Whoa, j’ai manqué tellement d’appels, dit-elle en regardant son téléphone. Eh bien, je ne pouvais pas répondre. Tout le monde doit être mort d’inquiétude… Il vaut mieux que je leur réponde à tous.

Après ça, Mitsuha avait vérifié la boîte aux lettres. Ses factures étant toutes payées automatiquement, il n’y avait donc pas de problème. Elle s’était également rendue au poste de police local pour leur faire savoir qu’elle était saine et sauve. Ils l’avaient beaucoup aidée quand elle traitait avec son oncle et les délinquants qui essayaient de s’en prendre à son argent. Elle voulait apaiser les inquiétudes qu’ils auraient pu avoir au sujet de sa récente disparition.

Ensuite, elle avait apprécié en prenant son premier bain depuis longtemps, elle mit aussi des vêtements propres et s’était occupée de quelques autres tâches diverses. Elle ne pouvait pas laver les vêtements qu’elle portait, car cela risquerait de paraître étrangement propre, alors elle les avait laissés dans leur état actuel. Elle les enfilerait de nouveau quand elle retournerait dans l’autre monde. Il n’y avait pas non plus de raison d’aller faire du shopping puisqu’elle ne pouvait rien apporter à la maison de Colette. Tout ce qu’elle avait quand Colette l’avait trouvée, c’était un sac à bandoulière bon marché contenant un parapluie pliable, des mouchoirs en papier et un sac à provisions jetable. Patience, Mitsuha… Tu emporteras beaucoup de choses une fois que tu auras quitté le village.

Elle avait terminé ses affaires terrestres et était retournée au village bien avant le soir, mais Colette l’avait quand même interrogée sur ce qu’elle avait fait et où elle était allée.
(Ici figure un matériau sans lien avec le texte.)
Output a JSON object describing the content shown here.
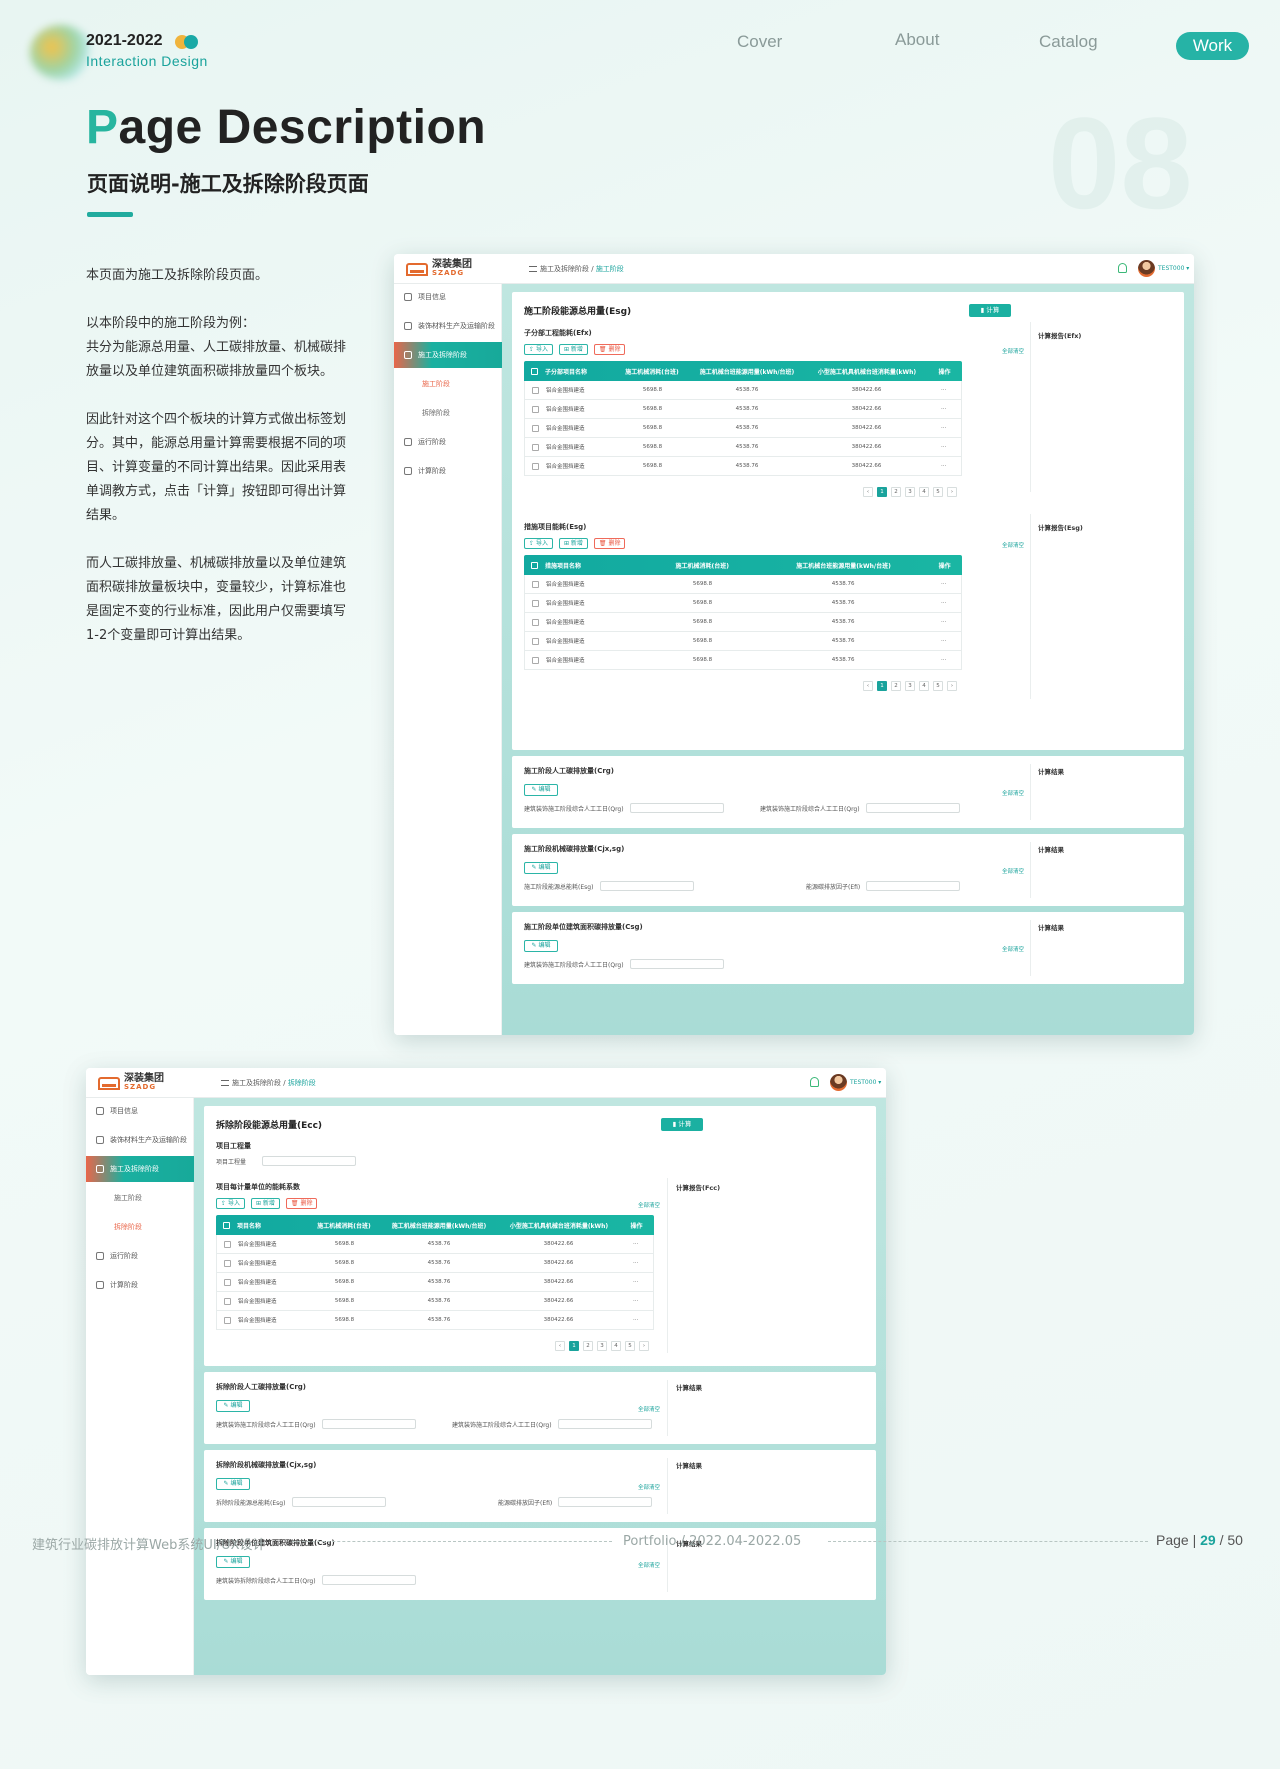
{
  "header": {
    "year": "2021-2022",
    "subtitle": "Interaction Design",
    "nav": [
      "Cover",
      "About",
      "Catalog",
      "Work"
    ],
    "active_nav": "Work",
    "accent": "#26b3a6"
  },
  "title": {
    "first_letter": "P",
    "rest": "age Description",
    "bg_number": "08",
    "cn": "页面说明-施工及拆除阶段页面"
  },
  "description": [
    "本页面为施工及拆除阶段页面。",
    "以本阶段中的施工阶段为例：\n共分为能源总用量、人工碳排放量、机械碳排放量以及单位建筑面积碳排放量四个板块。",
    "因此针对这个四个板块的计算方式做出标签划分。其中，能源总用量计算需要根据不同的项目、计算变量的不同计算出结果。因此采用表单调教方式，点击「计算」按钮即可得出计算结果。",
    "而人工碳排放量、机械碳排放量以及单位建筑面积碳排放量板块中，变量较少，计算标准也是固定不变的行业标准，因此用户仅需要填写1-2个变量即可计算出结果。"
  ],
  "app": {
    "logo_cn": "深装集团",
    "logo_en": "SZADG",
    "user": "TEST000",
    "sidebar": [
      "项目信息",
      "装饰材料生产及运输阶段",
      "施工及拆除阶段",
      "施工阶段",
      "拆除阶段",
      "运行阶段",
      "计算阶段"
    ],
    "buttons": {
      "import": "导入",
      "add": "新增",
      "delete": "删除",
      "calc": "计算",
      "edit": "编辑",
      "clear_all": "全部清空"
    },
    "pages": [
      "1",
      "2",
      "3",
      "4",
      "5"
    ]
  },
  "panel1": {
    "crumb": [
      "施工及拆除阶段",
      "施工阶段"
    ],
    "card_title": "施工阶段能源总用量(Esg)",
    "sub1": {
      "title": "子分部工程能耗(Efx)",
      "report": "计算报告(Efx)",
      "headers": [
        "子分部项目名称",
        "施工机械消耗(台班)",
        "施工机械台班能源用量(kWh/台班)",
        "小型施工机具机械台班消耗量(kWh)",
        "操作"
      ],
      "rows": [
        [
          "铝合金围挡建造",
          "5698.8",
          "4538.76",
          "380422.66",
          "···"
        ],
        [
          "铝合金围挡建造",
          "5698.8",
          "4538.76",
          "380422.66",
          "···"
        ],
        [
          "铝合金围挡建造",
          "5698.8",
          "4538.76",
          "380422.66",
          "···"
        ],
        [
          "铝合金围挡建造",
          "5698.8",
          "4538.76",
          "380422.66",
          "···"
        ],
        [
          "铝合金围挡建造",
          "5698.8",
          "4538.76",
          "380422.66",
          "···"
        ]
      ]
    },
    "sub2": {
      "title": "措施项目能耗(Esg)",
      "report": "计算报告(Esg)",
      "headers": [
        "措施项目名称",
        "施工机械消耗(台班)",
        "施工机械台班能源用量(kWh/台班)",
        "操作"
      ],
      "rows": [
        [
          "铝合金围挡建造",
          "5698.8",
          "4538.76",
          "···"
        ],
        [
          "铝合金围挡建造",
          "5698.8",
          "4538.76",
          "···"
        ],
        [
          "铝合金围挡建造",
          "5698.8",
          "4538.76",
          "···"
        ],
        [
          "铝合金围挡建造",
          "5698.8",
          "4538.76",
          "···"
        ],
        [
          "铝合金围挡建造",
          "5698.8",
          "4538.76",
          "···"
        ]
      ]
    },
    "crg": {
      "title": "施工阶段人工碳排放量(Crg)",
      "result": "计算结果",
      "f1": "建筑装饰施工阶段综合人工工日(Qrg)",
      "f2": "建筑装饰施工阶段综合人工工日(Qrg)"
    },
    "cjx": {
      "title": "施工阶段机械碳排放量(Cjx,sg)",
      "result": "计算结果",
      "f1": "施工阶段能源总能耗(Esg)",
      "f2": "能源碳排放因子(Efi)"
    },
    "csg": {
      "title": "施工阶段单位建筑面积碳排放量(Csg)",
      "result": "计算结果",
      "f1": "建筑装饰施工阶段综合人工工日(Qrg)"
    }
  },
  "panel2": {
    "crumb": [
      "施工及拆除阶段",
      "拆除阶段"
    ],
    "card_title": "拆除阶段能源总用量(Ecc)",
    "qty_title": "项目工程量",
    "qty_label": "项目工程量",
    "sub1": {
      "title": "项目每计量单位的能耗系数",
      "report": "计算报告(Fcc)",
      "headers": [
        "项目名称",
        "施工机械消耗(台班)",
        "施工机械台班能源用量(kWh/台班)",
        "小型施工机具机械台班消耗量(kWh)",
        "操作"
      ],
      "rows": [
        [
          "铝合金围挡建造",
          "5698.8",
          "4538.76",
          "380422.66",
          "···"
        ],
        [
          "铝合金围挡建造",
          "5698.8",
          "4538.76",
          "380422.66",
          "···"
        ],
        [
          "铝合金围挡建造",
          "5698.8",
          "4538.76",
          "380422.66",
          "···"
        ],
        [
          "铝合金围挡建造",
          "5698.8",
          "4538.76",
          "380422.66",
          "···"
        ],
        [
          "铝合金围挡建造",
          "5698.8",
          "4538.76",
          "380422.66",
          "···"
        ]
      ]
    },
    "crg": {
      "title": "拆除阶段人工碳排放量(Crg)",
      "result": "计算结果",
      "f1": "建筑装饰施工阶段综合人工工日(Qrg)",
      "f2": "建筑装饰施工阶段综合人工工日(Qrg)"
    },
    "cjx": {
      "title": "拆除阶段机械碳排放量(Cjx,sg)",
      "result": "计算结果",
      "f1": "拆除阶段能源总能耗(Esg)",
      "f2": "能源碳排放因子(Efi)"
    },
    "csg": {
      "title": "拆除阶段单位建筑面积碳排放量(Csg)",
      "result": "计算结果",
      "f1": "建筑装饰拆除阶段综合人工工日(Qrg)"
    }
  },
  "footer": {
    "left": "建筑行业碳排放计算Web系统UI/UX设计",
    "mid": "Portfolio / 2022.04-2022.05",
    "page_label": "Page |",
    "page_num": "29",
    "page_total": "/ 50"
  }
}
C’est quoi le problème, elle est revenue beaucoup trop vite ! Je suppose qu’elle s’est précipitée parce qu’elle s’inquiétait pour moi.
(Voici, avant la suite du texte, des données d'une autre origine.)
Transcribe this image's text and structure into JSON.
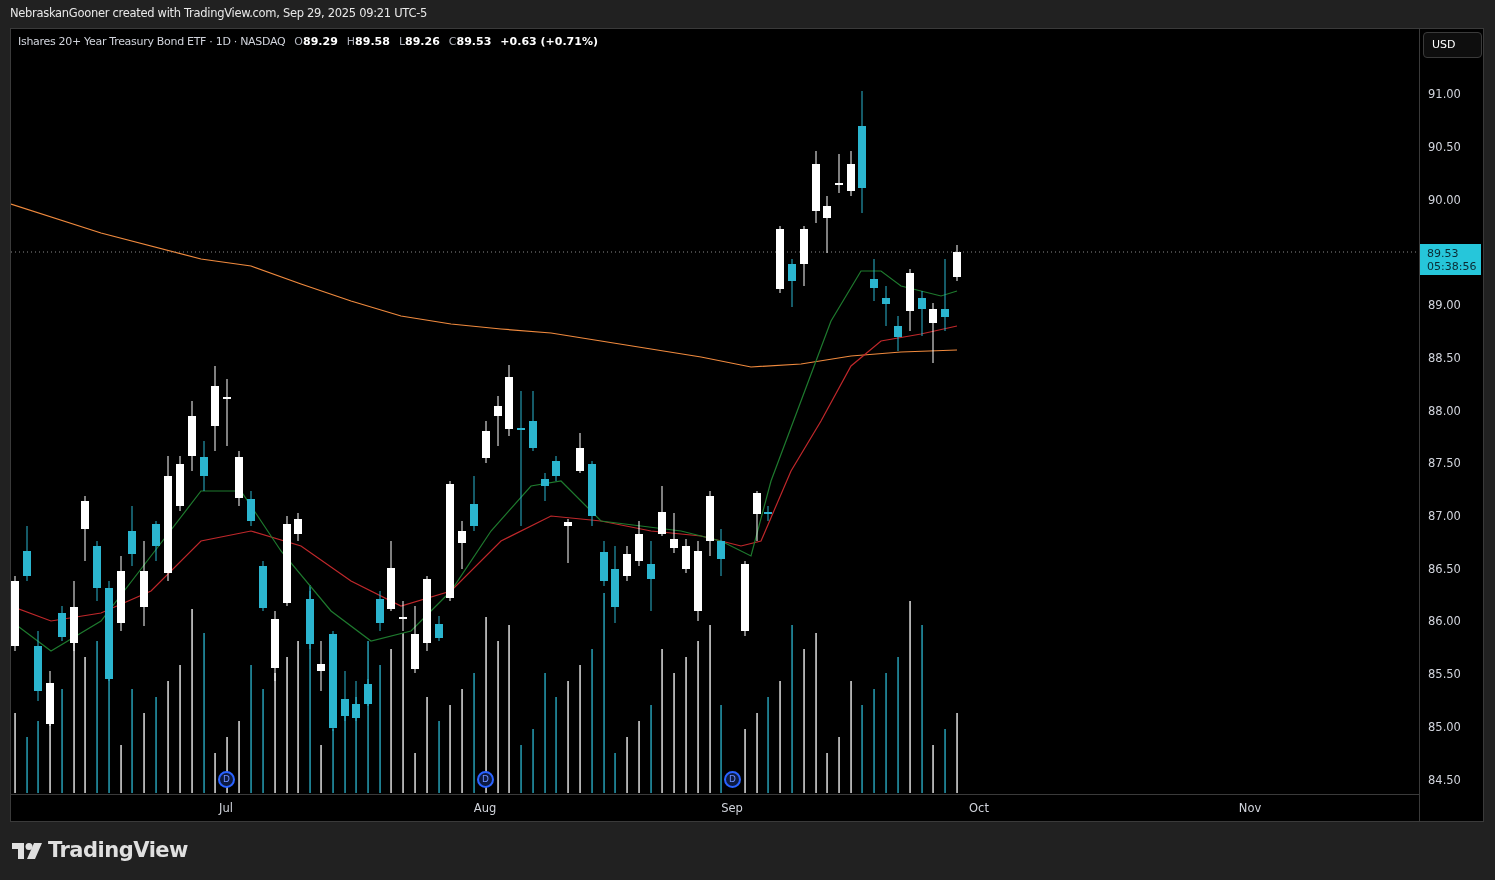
{
  "caption": "NebraskanGooner created with TradingView.com, Sep 29, 2025 09:21 UTC-5",
  "legend": {
    "title": "Ishares 20+ Year Treasury Bond ETF · 1D · NASDAQ",
    "values": [
      {
        "label": "O",
        "value": "89.29"
      },
      {
        "label": "H",
        "value": "89.58"
      },
      {
        "label": "L",
        "value": "89.26"
      },
      {
        "label": "C",
        "value": "89.53"
      }
    ],
    "change": "+0.63 (+0.71%)"
  },
  "currency_button": "USD",
  "price_axis": [
    "91.00",
    "90.50",
    "90.00",
    "89.00",
    "88.50",
    "88.00",
    "87.50",
    "87.00",
    "86.50",
    "86.00",
    "85.50",
    "85.00",
    "84.50"
  ],
  "last_price": {
    "price": "89.53",
    "countdown": "05:38:56"
  },
  "dividend_markers": [
    "D",
    "D",
    "D"
  ],
  "time_axis": [
    "Jul",
    "Aug",
    "Sep",
    "Oct",
    "Nov"
  ],
  "footer": {
    "brand": "TradingView"
  }
}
Mitsuha était tellement occupée à passer d’un monde à l’autre et à ses plans pour devenir riche qu’elle avait complètement oublié les hommes qui l’avaient approchée sur la falaise. Au moment où ils avaient poussé Mitsuha dans le vide, elle avait crié si fort que les couples voisins l’avaient vu tomber. Ils voulaient éviter d’être impliqués tant que les délinquants ne faisaient que la draguer, mais ils ne pouvaient ignorer un meurtre.

Après la chute de Mitsuha, la jeune fille du jeune couple avait poussé un cri strident, son petit ami avait pris des photos des auteurs, le vieil homme avait appelé la police, et sa femme avait pris des photos de leur voiture. C’était un travail d’équipe impressionnant. Les voyous avaient paniqué, criant que ce n’était pas de leur faute et d’autres bêtises de ce genre, puis ils avaient sauté dans leur voiture et ils s’étaient échappés. Mais avec tous les témoins et les photos, ils n’avaient pas mis longtemps à se faire prendre et arrêter. Tout le monde pensait que l’affaire était close.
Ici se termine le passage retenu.